Both yin and yang, both he and she,
both fragrant and pungent, both red and black,
the pink walls of a bedroom
shamed into blue, learning to take pride
in a perverse hue, numbness that hurts, confident
and coy. The tattle-tale, the dead giveaway:
shibboleth. George’s unexpected gun
firing an umbrella of laughs and fun,
the razor blade slug in the ganache,
the stubborn suction surprise that clings like a cup,
devilishly snug on the back of your tongue.
Refusing to come clean, this flower pepper winks.

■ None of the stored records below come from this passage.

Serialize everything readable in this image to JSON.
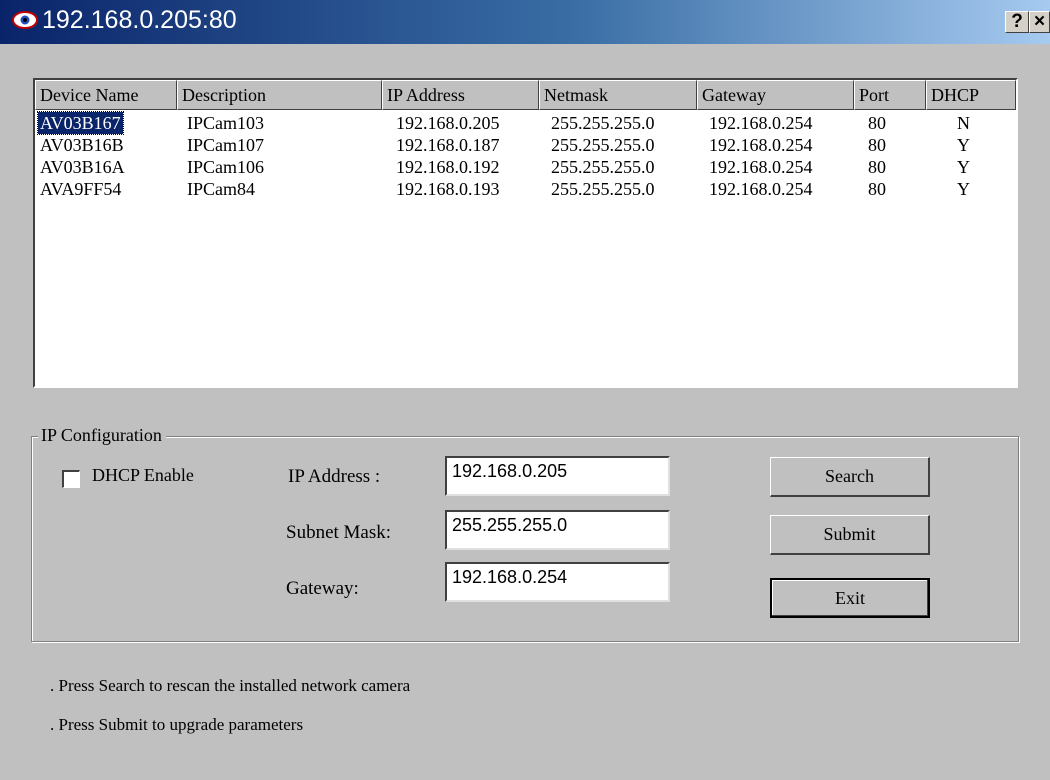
{
  "window": {
    "title": "192.168.0.205:80",
    "help_label": "?",
    "close_label": "×"
  },
  "device_list": {
    "columns": [
      "Device Name",
      "Description",
      "IP Address",
      "Netmask",
      "Gateway",
      "Port",
      "DHCP"
    ],
    "rows": [
      [
        "AV03B167",
        "IPCam103",
        "192.168.0.205",
        "255.255.255.0",
        "192.168.0.254",
        "80",
        "N"
      ],
      [
        "AV03B16B",
        "IPCam107",
        "192.168.0.187",
        "255.255.255.0",
        "192.168.0.254",
        "80",
        "Y"
      ],
      [
        "AV03B16A",
        "IPCam106",
        "192.168.0.192",
        "255.255.255.0",
        "192.168.0.254",
        "80",
        "Y"
      ],
      [
        "AVA9FF54",
        "IPCam84",
        "192.168.0.193",
        "255.255.255.0",
        "192.168.0.254",
        "80",
        "Y"
      ]
    ],
    "selected_row": 0
  },
  "ip_config": {
    "group_label": "IP Configuration",
    "dhcp_label": "DHCP Enable",
    "dhcp_checked": false,
    "ip_label": "IP Address :",
    "ip_value": "192.168.0.205",
    "mask_label": "Subnet Mask:",
    "mask_value": "255.255.255.0",
    "gateway_label": "Gateway:",
    "gateway_value": "192.168.0.254"
  },
  "buttons": {
    "search": "Search",
    "submit": "Submit",
    "exit": "Exit"
  },
  "hints": {
    "search_hint": ". Press Search to rescan the installed network camera",
    "submit_hint": ". Press Submit to upgrade parameters"
  },
  "colors": {
    "title_gradient_start": "#0a246a",
    "title_gradient_end": "#a6caf0",
    "selection": "#0a246a",
    "face": "#c0c0c0"
  }
}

It cannot be washed down with tea. You need the blunt end
of the toothpick, or a finger.
           You need readiness
           to gag yourself.
Flower pepper grows wild.

A young child’s uneven milk teeth
bite into virgin spice. He rushes to the kitchen
to sing his discovery. My tongue is dancing,
my tongue is dancing! Grandma’s hand
reaches down from the stove, ruffles his hair,
anoints him and blesses with the balm of onions
and twice cooked pork.

It is my lost tongue
that I try to steal back and pry
loose from all the passers-by
back in the city of dust
that one day, I too may bloom
into black cloven hemispheres
splitting my husks to tingle your lips.